Из всех выше описанных результатов можно сделать вывод, что комплекс ORC действительно взаимодействует с мРНК и белковыми компонентами мРНП-частицы и, более того, участвует в ассоциации Nxf1 с мРНК. Поэтому нами было сделано предположение, что ORC-комплекс может непосредственно участвовать в экспорте мРНК. Методом флуоресцентной гибридизации in situ мРНК гена ras2 при нокдауне Orc3 или Orc5 в клеточной линии S2 D.melanogaster мы выявили, что истощение субъединиц ORC вызывает накопление значительной части мРНК ras2 в ядре. Таким образом, мы подтвердили наше предположение о зависимости ядерного экспорта мРНК от комплекса ORC на примере мРНК гена ras2.

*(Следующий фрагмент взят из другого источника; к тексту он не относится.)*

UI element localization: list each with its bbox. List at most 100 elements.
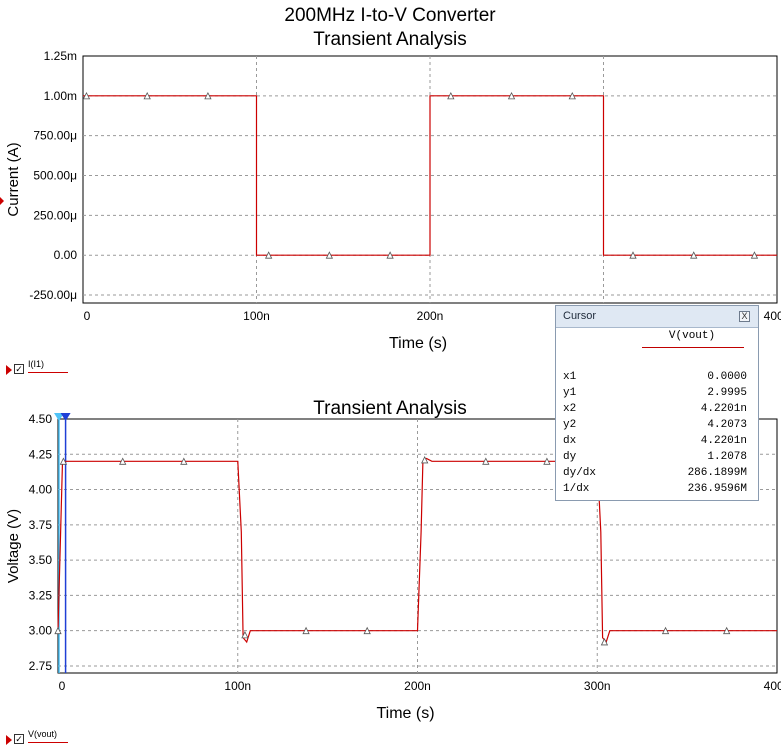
x-axis-label: Time (s) (376, 705, 434, 722)
cursor-row-dx: dx 4.2201n (563, 433, 747, 449)
legend-checkbox[interactable]: ✓ (14, 364, 24, 374)
y-tick-label: 0.00 (54, 248, 78, 262)
series-marker (386, 251, 394, 259)
y-tick-label: -250.00μ (29, 288, 77, 302)
legend-bottom[interactable]: ✓ V(vout) (6, 729, 76, 746)
cursor-row-value: 1.2078 (707, 451, 747, 463)
chart-1 (82, 55, 778, 304)
cursor-row-value: 286.1899M (687, 467, 747, 479)
x-tick-label: 100n (224, 679, 251, 693)
cursor-row-label: y1 (563, 387, 577, 399)
y-axis-label: Voltage (V) (5, 509, 22, 583)
y-tick-label: 2.75 (29, 659, 53, 673)
legend-line (28, 742, 68, 743)
y-axis-label: Current (A) (5, 142, 22, 216)
x-tick-label: 200n (404, 679, 431, 693)
cursor-row-label: dy (563, 451, 577, 463)
y-tick-label: 3.25 (29, 588, 53, 602)
cursor-row-label: dx (563, 435, 577, 447)
chart-title: 200MHz I-to-V Converter (284, 5, 496, 26)
legend-line (28, 372, 68, 373)
cursor-1-handle (54, 413, 64, 421)
series-marker (264, 251, 273, 259)
cursor-row-dy-dx: dy/dx 286.1899M (563, 465, 747, 481)
series-marker (363, 626, 371, 635)
series-marker (723, 626, 731, 635)
x-tick-label: 100n (243, 309, 270, 323)
cursor-row-label: x2 (563, 403, 577, 415)
series-line (83, 95, 777, 256)
series-marker (119, 457, 127, 465)
chart-subtitle: Transient Analysis (313, 29, 466, 50)
y-tick-label: 4.00 (29, 483, 53, 497)
series-marker (507, 91, 516, 100)
chart-title: Transient Analysis (313, 398, 466, 419)
cursor-row-label: y2 (563, 419, 577, 431)
cursor-readout: x1 0.0000 y1 2.9995 x2 4.2201n y2 4.2073 dx 4.220… (563, 369, 747, 497)
y-tick-label: 4.25 (29, 447, 53, 461)
series-marker (629, 251, 637, 259)
legend-checkbox[interactable]: ✓ (14, 734, 24, 744)
series-marker (59, 457, 68, 465)
cursor-row-x2: x2 4.2201n (563, 401, 747, 417)
series-marker (143, 91, 151, 100)
cursor-row-value: 2.9995 (707, 387, 747, 399)
series-marker (302, 626, 310, 635)
cursor-trace-line (642, 347, 744, 348)
cursor-row-y2: y2 4.2073 (563, 417, 747, 433)
cursor-window-title: Cursor (563, 310, 597, 322)
x-tick-label: 300n (584, 679, 611, 693)
x-tick-label: 400n (764, 309, 781, 323)
cursor-row-value: 236.9596M (687, 483, 747, 495)
series-marker (690, 251, 698, 259)
cursor-2-handle (60, 413, 71, 421)
y-tick-label: 3.75 (29, 518, 53, 532)
y-tick-label: 500.00μ (33, 169, 77, 183)
series-marker (325, 251, 334, 259)
y-tick-label: 250.00μ (33, 208, 77, 222)
legend-label: I(I1) (28, 359, 45, 369)
series-marker (568, 91, 576, 100)
x-tick-label: 0 (84, 309, 91, 323)
cursor-row-y1: y1 2.9995 (563, 385, 747, 401)
y-tick-label: 750.00μ (33, 129, 77, 143)
series-marker (54, 626, 62, 635)
y-tick-label: 4.50 (29, 412, 53, 426)
probe-arrow-icon (0, 197, 4, 205)
x-axis-label: Time (s) (389, 335, 447, 352)
series-marker (661, 626, 670, 635)
series-marker (482, 457, 490, 465)
series-marker (204, 91, 212, 100)
cursor-row-label: 1/dx (563, 483, 590, 495)
y-tick-label: 1.00m (44, 89, 77, 103)
series-marker (241, 631, 249, 639)
cursor-row-value: 4.2201n (700, 403, 747, 415)
cursor-window[interactable]: Cursor X V(vout) x1 0.0000 y1 2.9995 x2 4.220… (555, 305, 759, 501)
series-marker (447, 91, 455, 100)
y-tick-label: 3.50 (29, 553, 53, 567)
cursor-row-value: 4.2073 (707, 419, 747, 431)
cursor-row-label: x1 (563, 371, 577, 383)
cursor-row-label: dy/dx (563, 467, 597, 479)
cursor-row-x1: x1 0.0000 (563, 369, 747, 385)
y-tick-label: 1.25m (44, 49, 77, 63)
cursor-window-titlebar[interactable]: Cursor X (556, 306, 758, 328)
legend-arrow-icon (6, 365, 12, 375)
y-tick-label: 3.00 (29, 624, 53, 638)
cursor-row-dy: dy 1.2078 (563, 449, 747, 465)
x-tick-label: 400n (764, 679, 781, 693)
legend-top[interactable]: ✓ I(I1) (6, 359, 76, 376)
series-marker (421, 456, 429, 464)
series-marker (750, 251, 759, 259)
cursor-row-value: 4.2201n (700, 435, 747, 447)
series-marker (180, 457, 188, 465)
close-icon[interactable]: X (739, 311, 750, 322)
x-tick-label: 0 (59, 679, 66, 693)
series-marker (82, 91, 91, 100)
cursor-row-1-dx: 1/dx 236.9596M (563, 481, 747, 497)
series-marker (600, 638, 609, 646)
legend-label: V(vout) (28, 729, 58, 739)
cursor-row-value: 0.0000 (707, 371, 747, 383)
legend-arrow-icon (6, 735, 12, 745)
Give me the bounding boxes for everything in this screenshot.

Поэтому в последующих экспериментах нами была проведена проверка влияния ORC на общий экспорт мРНК двумя альтернативными подходами. Было проанализировано влияние истощения белков ORC на общий экспорт мРНК методом флуоресцентной гибридизации in situ с использованием меченого Cy3 олиго-dT-зонда и на экспорт новосинтезированной РНК методом включения 5-этинилуридина во вновь синтезированную РНК. Оба использованных подхода показали сходные результаты. Действительно, истощение компонентов ORC (Orc3 или Orc5) приводило к значительным дефектам экспорта, как мРНК, так и новосинтезированной РНК в S2 клетках D.melanogaster.

Таким образом, в рамках диссертационной работы показано, что комплекс ORC принимает участие в экспорте мРНК и его субъединицы способствуют сборке комплекса мРНП-частицы у D. melanogaster. В частности, ORC взаимодействует с факторами экспорта мРНК, такими как комплекс TREX-2 и рецептором ядерной поры — Nxf1. Кроме того, истощение субъединиц ORC оказывает влияние на взаимодействие Nxf1 с мРНК и приводит к нарушению экспорта мРНК из ядра в цитоплазму.